Q. At what age should my child have their first dental visit?
“First visit by first birthday” is the rule. Oral health is integral to general health. To prevent problems early on, your child should see a pediatric dentist between 6 and 12 months of age.
Q. What should I use to clean my baby’s teeth?
A toothbrush will remove plaque bacteria that can lead to decay. Any soft-bristled toothbrush with a small head, preferably one designed specifically for infants, should be used twice a day, most importantly at bedtime.
Q. What is baby bottle tooth decay (BBTD)?
BBTD (previously called “nursing bottle caries”) is now known as early childhood caries. It is a pattern of rapid decay often associated with prolonged nursing, bottle feeding, or frequent use of no-spill training cups containing milk or juice. Putting a baby to bed for a nap or at night with a bottle other than water can cause serious problems. Sweet liquid pools around the child’s teeth, giving plaque bacteria an opportunity to produce acids that attack tooth enamel. Follow these tips to help prevent early childhood caries:
- Avoid putting infants to bed with a bottle containing fermentable carbohydrates (i.e., milk, formula, juices). If your child will not fall asleep without the bottle and usual beverage, gradually dilute the bottle’s contents with water over a period of 2 to 3 weeks.
- Ad lib breastfeeding should be avoided after the first baby tooth erupts.
- Encourage drinking from a cup by infant’s first birthday. Infants should be weaned from the bottle by 12 to 14 months of age.
- Between-meal snacks and excessive exposures to food, juice, or other liquids containing sugars should be avoided.

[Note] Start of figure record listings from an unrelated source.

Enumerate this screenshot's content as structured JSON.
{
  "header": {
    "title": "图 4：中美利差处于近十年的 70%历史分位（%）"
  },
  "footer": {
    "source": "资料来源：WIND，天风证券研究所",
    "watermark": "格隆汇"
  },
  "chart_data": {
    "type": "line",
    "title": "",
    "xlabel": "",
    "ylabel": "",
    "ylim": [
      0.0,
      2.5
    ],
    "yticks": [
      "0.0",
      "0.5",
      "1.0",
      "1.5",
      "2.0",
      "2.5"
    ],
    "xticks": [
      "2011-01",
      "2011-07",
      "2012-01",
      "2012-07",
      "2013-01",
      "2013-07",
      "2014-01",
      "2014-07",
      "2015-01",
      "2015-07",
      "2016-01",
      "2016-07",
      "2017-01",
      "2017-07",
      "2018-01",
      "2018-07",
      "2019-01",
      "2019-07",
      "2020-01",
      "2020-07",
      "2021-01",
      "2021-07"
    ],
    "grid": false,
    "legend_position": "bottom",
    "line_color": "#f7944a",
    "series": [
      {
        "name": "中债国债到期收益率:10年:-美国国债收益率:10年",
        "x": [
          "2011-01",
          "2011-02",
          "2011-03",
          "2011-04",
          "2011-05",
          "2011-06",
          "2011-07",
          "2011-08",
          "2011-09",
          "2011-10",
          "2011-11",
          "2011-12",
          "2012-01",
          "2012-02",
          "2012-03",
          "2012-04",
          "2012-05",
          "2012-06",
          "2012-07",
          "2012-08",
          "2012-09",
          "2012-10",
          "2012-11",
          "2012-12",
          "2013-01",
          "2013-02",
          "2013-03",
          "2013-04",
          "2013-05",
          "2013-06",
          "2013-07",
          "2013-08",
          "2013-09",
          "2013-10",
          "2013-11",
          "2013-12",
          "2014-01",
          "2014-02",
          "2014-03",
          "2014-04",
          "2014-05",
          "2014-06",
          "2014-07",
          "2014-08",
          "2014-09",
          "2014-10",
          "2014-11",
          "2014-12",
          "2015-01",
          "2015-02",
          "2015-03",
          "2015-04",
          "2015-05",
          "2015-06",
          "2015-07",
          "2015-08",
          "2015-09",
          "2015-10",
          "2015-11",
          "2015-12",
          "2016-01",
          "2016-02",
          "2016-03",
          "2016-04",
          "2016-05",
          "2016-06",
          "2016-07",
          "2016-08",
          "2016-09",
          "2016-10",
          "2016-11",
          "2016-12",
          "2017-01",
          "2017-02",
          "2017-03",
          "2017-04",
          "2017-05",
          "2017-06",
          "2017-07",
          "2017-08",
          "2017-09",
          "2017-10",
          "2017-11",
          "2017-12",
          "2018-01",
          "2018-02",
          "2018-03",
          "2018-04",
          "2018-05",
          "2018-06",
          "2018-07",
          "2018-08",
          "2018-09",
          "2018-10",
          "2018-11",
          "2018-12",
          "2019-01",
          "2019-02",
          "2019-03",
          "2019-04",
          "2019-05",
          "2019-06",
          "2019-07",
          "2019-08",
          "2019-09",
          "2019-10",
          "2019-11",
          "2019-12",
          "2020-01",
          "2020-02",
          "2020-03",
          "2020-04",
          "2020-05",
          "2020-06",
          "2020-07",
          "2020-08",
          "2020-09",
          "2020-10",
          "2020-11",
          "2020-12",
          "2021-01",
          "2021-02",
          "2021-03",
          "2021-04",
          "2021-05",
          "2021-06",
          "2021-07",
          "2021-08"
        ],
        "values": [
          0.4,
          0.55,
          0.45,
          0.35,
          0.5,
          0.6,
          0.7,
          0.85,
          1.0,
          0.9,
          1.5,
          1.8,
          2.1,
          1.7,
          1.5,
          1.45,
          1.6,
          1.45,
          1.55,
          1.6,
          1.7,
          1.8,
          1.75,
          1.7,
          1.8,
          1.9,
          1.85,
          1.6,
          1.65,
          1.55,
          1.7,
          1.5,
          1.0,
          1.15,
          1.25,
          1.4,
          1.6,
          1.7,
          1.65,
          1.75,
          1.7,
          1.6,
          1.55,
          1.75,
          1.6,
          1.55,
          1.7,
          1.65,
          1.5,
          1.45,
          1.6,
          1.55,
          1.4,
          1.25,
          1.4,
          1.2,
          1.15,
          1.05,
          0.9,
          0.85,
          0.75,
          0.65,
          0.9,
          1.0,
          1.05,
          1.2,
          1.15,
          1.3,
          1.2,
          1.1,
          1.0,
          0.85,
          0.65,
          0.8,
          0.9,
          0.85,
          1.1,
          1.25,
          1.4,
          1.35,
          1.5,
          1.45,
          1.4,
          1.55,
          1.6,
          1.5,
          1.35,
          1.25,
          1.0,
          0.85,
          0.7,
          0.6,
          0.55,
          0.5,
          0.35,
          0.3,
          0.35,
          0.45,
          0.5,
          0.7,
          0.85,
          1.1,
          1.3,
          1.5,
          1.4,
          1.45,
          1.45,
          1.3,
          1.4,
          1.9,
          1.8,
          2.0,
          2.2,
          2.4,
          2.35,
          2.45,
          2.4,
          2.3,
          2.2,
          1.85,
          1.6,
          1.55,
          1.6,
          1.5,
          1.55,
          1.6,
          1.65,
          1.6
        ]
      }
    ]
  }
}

- After each feeding, wipe baby’s gums and teeth with a damp washcloth or gauze pad (if they cannot be brushed) to remove plaque. The easiest way to do this is to sit down, place the child’s head in your lap, or lay the child on a dressing table or the floor. Whatever position you use, be sure you lift the lip and clean the surfaces of the teeth and gums.
Q. What about sippy cups?
Sippy cups should be used as a training tool in the transition from the bottle to a cup and are recommended to be discontinued by the first birthday. If your child uses a sippy cup throughout the day, fill it with water only (except at mealtimes). By filling the sippy cup with liquids that contain sugar (including milk, fruit juice, sports drinks, etc.) and allowing a child to drink from it throughout the day, it gives the cavity-causing bacteria an unlimited supply of nutrients with which to produce acid and destroy the enamel on your child’s teeth.
Q. How can I help my baby through teething?
Sore gums when teeth erupt are a normal part of the eruption process. The discomfort may be eased with teething biscuits, toast, or cool teething rings.